The pHe measurements with acidoCEST MRI suggested that larger flank tumors produced more lactic acid than smaller flank tumors. There was not a similar trend seen in the orthotopic model. Notably, the flank tumor model grew faster than the orthotopic tumor model. A past acidoCEST study indicated a correlation between tumor growth rate and pHe, suggesting that pHe indicates the rate of glycolytic tumor metabolism.10 The slow tumor growth rate and steady pHe measurements in the orthotopic tumor model suggest that tumor metabolism is steadier than the flank tumor model. The concentration results show no difference between large and small tumors of either the flank and orthotopic tumor models. Concentration is related to vascular permeability and vascular flow, so these results suggest that both the flank and orthotopic tumor models show a similar combination of permeability and blood flow in the tumor.

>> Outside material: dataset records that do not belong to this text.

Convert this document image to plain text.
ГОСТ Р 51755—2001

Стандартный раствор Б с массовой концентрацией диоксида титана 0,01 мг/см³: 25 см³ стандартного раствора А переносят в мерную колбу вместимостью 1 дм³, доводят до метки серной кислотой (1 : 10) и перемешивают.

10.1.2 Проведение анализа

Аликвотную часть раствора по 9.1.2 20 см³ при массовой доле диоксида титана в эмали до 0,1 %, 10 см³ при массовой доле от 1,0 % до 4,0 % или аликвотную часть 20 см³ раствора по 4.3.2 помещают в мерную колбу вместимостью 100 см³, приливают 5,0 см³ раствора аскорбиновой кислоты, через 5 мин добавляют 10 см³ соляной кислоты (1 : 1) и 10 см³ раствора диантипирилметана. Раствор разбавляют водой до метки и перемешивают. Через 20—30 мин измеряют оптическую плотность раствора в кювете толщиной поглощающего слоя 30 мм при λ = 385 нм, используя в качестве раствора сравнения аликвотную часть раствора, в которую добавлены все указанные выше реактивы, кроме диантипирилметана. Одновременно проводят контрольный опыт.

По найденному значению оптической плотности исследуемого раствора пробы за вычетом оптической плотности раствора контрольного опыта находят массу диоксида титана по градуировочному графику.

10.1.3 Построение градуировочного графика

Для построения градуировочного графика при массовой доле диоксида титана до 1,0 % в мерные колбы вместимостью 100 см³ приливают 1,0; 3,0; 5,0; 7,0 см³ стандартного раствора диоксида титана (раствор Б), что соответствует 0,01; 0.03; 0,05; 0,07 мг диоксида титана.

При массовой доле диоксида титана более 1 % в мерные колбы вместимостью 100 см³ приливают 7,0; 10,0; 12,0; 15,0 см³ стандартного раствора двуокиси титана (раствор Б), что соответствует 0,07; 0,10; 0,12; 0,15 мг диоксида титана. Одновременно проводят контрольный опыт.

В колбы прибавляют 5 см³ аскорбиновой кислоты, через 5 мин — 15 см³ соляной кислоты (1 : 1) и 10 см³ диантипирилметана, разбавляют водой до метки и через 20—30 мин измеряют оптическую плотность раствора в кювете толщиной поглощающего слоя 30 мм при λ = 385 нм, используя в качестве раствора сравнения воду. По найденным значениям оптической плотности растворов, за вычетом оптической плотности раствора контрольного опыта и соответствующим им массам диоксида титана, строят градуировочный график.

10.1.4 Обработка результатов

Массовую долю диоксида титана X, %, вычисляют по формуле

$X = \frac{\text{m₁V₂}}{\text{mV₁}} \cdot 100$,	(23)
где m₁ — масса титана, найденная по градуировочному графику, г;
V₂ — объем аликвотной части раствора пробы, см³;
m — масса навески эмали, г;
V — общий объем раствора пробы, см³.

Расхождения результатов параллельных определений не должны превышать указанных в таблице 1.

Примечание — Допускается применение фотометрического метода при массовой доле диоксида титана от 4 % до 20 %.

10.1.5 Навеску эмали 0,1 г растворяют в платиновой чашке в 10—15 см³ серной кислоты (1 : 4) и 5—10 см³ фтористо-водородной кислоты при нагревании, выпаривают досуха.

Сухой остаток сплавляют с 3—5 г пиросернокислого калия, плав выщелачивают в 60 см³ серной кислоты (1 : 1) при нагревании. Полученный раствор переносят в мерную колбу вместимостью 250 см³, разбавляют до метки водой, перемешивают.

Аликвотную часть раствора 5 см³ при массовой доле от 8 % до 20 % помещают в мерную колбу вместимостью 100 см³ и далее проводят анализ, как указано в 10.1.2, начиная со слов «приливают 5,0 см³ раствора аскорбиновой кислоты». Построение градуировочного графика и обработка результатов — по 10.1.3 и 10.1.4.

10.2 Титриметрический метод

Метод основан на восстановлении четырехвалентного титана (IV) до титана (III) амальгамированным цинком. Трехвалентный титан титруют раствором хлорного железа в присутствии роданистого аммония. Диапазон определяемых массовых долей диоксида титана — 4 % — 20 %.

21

Future studies could assess the relationship between in vivo pHe measurements relative to ex vivo analyses of pH related biomarkers, like hypoxia, for additional biomarker comparisons. In addition, future clinical acidoCEST studies targeting tumors in the i.p. or lung region could use the respiration gated pulse sequence described in this paper to improve pHe measurements. Imaging flank tumors is not an option in the clinic so motion will be a more common issue in future clinical projects as compared to past pre-clinical projects. Finally, Bloch fitting to generate pHe from acidoCEST data will be advantageous at 3T magnetic field strength because the two CEST signals from iopamidol will be more likely to overlap and and less agent will be injected into patients relative to body weight so the CEST signals will be smaller.
5. CONCLUSION
Respiration gated acidoCEST MRI measured pHe in an orthotopic tumor model and flank tumor model. There was a negative correlation seen between tumor volume and tumor pHe in the flank tumor model, but no correlation seen in the orthotopic tumor model. This suggests that tumor metabolism is steadier for the orthotopic tumor model. Bloch fitting proved to be less subject to over fitting errors than Lorentzian line fitting. This result will become more impactful as CEST MRI is translated to clinical scanners at lower magnetic field strengths because the two CEST signals from iopamidol will be more likely to overlap.